Nissan advertises the Leaf as being a “100% electric” vehicle that generates “zero emissions.” So, electric cars must therefore be “green” vehicles, right? Well, not really, according to Bjorn Lomborg, writing in yesterday’s Wall Street Journal.
Consider these facts about green cars from Bjorn’s article:
1. A 2012 comprehensive life-cycle analysis in the Journal of Industrial Ecology shows that almost half the lifetime carbon-dioxide emissions from an electric car come from the energy used to produce the car, especially the battery. The mining of lithium, for instance, is a less than green activity. When an electric car rolls off the production line, it has already been responsible for 30,000 pounds of carbon-dioxide emission.
2. By contrast, the manufacture of a gas-powered car accounts for 17% of its lifetime carbon-dioxide emissions. The amount for making a conventional car: 14,000 pounds.
3. The life-cycle analysis shows that for every mile driven, the average electric car indirectly emits about six ounces of carbon-dioxide.
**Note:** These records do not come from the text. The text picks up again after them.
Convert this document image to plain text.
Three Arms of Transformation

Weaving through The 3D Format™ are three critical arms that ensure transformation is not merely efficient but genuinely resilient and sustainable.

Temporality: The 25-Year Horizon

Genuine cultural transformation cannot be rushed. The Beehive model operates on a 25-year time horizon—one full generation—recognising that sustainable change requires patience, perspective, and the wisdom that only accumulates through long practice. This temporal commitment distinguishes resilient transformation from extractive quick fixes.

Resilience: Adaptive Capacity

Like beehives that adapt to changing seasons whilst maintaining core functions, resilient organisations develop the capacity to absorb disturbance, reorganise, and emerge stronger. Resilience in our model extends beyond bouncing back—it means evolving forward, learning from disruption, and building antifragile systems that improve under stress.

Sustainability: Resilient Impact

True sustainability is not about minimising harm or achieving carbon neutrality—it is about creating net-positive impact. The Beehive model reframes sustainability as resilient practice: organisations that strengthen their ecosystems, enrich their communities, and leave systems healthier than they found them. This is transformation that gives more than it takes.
This is still a lot better than a similar-size conventional car, which emits about 12 ounces per mile. But remember, the production of the electric car has already resulted in sizeable emissions—the equivalent of 80,000 miles of travel in the vehicle.
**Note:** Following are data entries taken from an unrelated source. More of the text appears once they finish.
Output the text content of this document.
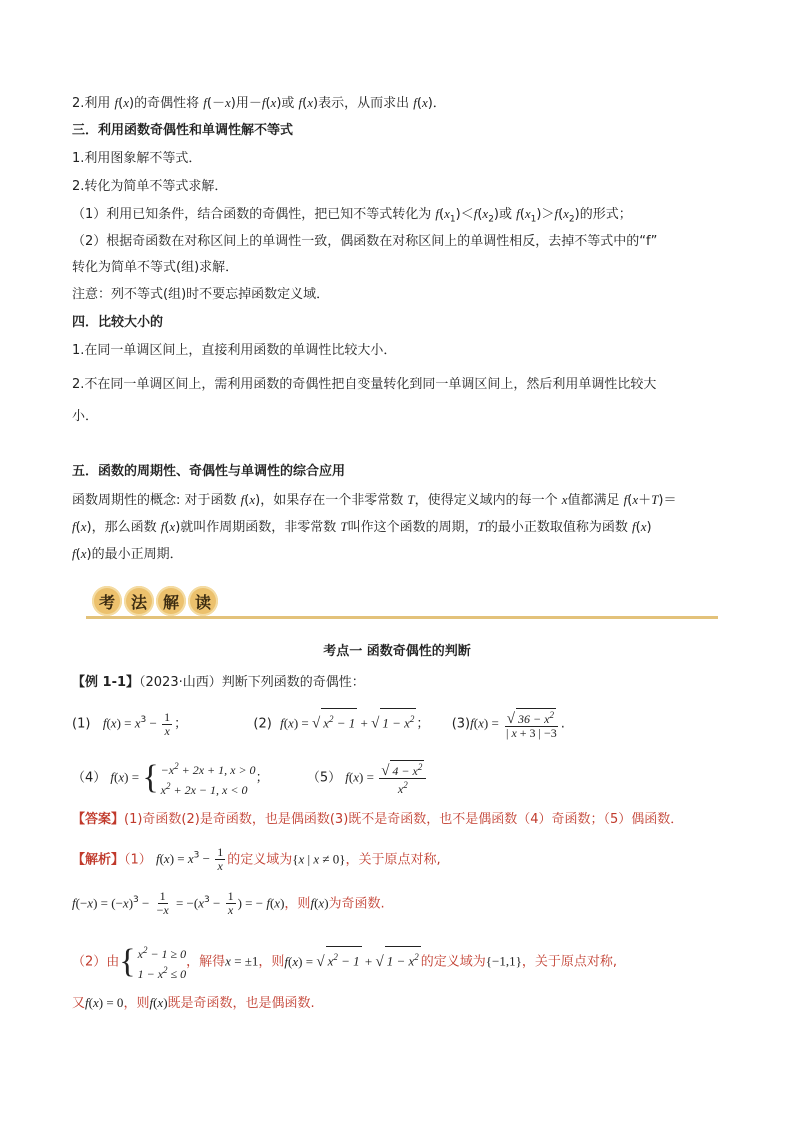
2.利用 f(x)的奇偶性将 f(－x)用－f(x)或 f(x)表示，从而求出 f(x)．
三．利用函数奇偶性和单调性解不等式
1.利用图象解不等式．
2.转化为简单不等式求解．
（1）利用已知条件，结合函数的奇偶性，把已知不等式转化为 $f(x_1)<f(x_2)$或 $f(x_1)>f(x_2)$的形式；
（2）根据奇函数在对称区间上的单调性一致，偶函数在对称区间上的单调性相反，去掉不等式中的“f”
转化为简单不等式(组)求解．
注意：列不等式(组)时不要忘掉函数定义域．
四．比较大小的
1.在同一单调区间上，直接利用函数的单调性比较大小．
2.不在同一单调区间上，需利用函数的奇偶性把自变量转化到同一单调区间上，然后利用单调性比较大
小．
五．函数的周期性、奇偶性与单调性的综合应用
函数周期性的概念: 对于函数 f(x)，如果存在一个非零常数 T，使得定义域内的每一个 x值都满足 f(x＋T)＝
f(x)，那么函数 f(x)就叫作周期函数，非零常数 T叫作这个函数的周期，T的最小正数取值称为函数 f(x)
f(x)的最小正周期．
考 法 解 读
考点一 函数奇偶性的判断
【例 1-1】（2023·山西）判断下列函数的奇偶性：
(1) $f(x) = x^3 - \frac{1}{x}$ ；	(2) f(x) = √ $x^2 - 1$ + √ $1 - x^2$ ；  $(3)f(x) = \frac{√ 36 - x^2}{| x + 3 | -3}$ .
（4） f(x) = { $-x^2 + 2x + 1$, x > 0
$x^2 + 2x - 1$, x < 0
；	（5） $f(x) = \frac{√ 4 - x^2}{x^2}$
【答案】(1)奇函数(2)是奇函数，也是偶函数(3)既不是奇函数，也不是偶函数（4）奇函数；（5）偶函数．
【解析】（1） $f(x) = x^3 - \frac{1}{x}$ 的定义域为{x | x ≠ 0}，关于原点对称,
$f(-x) = (-x)^3 - \frac{1}{-x} = -(x^3 - \frac{1}{x}$ ) = − f(x)，则f(x)为奇函数.
（2）由 { $x^2 - 1 \ge 0$
$1 - x^2 \le 0$
，解得x = ±1，则f(x) = √ $x^2 - 1$ + √ $1 - x^2$ 的定义域为{−1,1}，关于原点对称,
又f(x) = 0，则f(x)既是奇函数，也是偶函数.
4. If a typical electric car is driven 50,000 miles over its lifetime, the huge initial emissions from its manufacture means the car will actually have put more carbon-dioxide in the atmosphere than a similar-size gasoline-powered car driven the same number of miles. Similarly, if the energy used to recharge the electric car comes mostly from coal-fired power plants, it will be responsible for the emission of almost 15 ounces of carbon-dioxide for every one of the 50,000 miles it is driven—three ounces more than a similar gas-powered car.
5. Even if the electric car is driven for 90,000 miles and the owner stays away from coal-powered electricity, the car will cause just 24% less carbon-dioxide emission than its gas-powered cousin. This is a far cry from “zero emissions.” Over its entire lifetime, the electric car will be responsible for 8.7 tons of carbon dioxide less than the average conventional car.
6. Those 8.7 tons may sound like a considerable amount, but it’s not. The current best estimate of the global warming damage of an extra ton of carbon-dioxide is about $5. This means an optimistic assessment of the avoided carbon-dioxide associated with an electric car will allow the owner to spare the world about $44 in climate damage. On the European emissions market, credit for 8.7 tons of carbon-dioxide costs $48.
7. Yet the U.S. federal government essentially subsidizes electric-car buyers with up to $7,500. In addition, more than $5.5 billion in federal grants and loans go directly to battery and electric-car manufacturers. This is a very poor deal for taxpayers.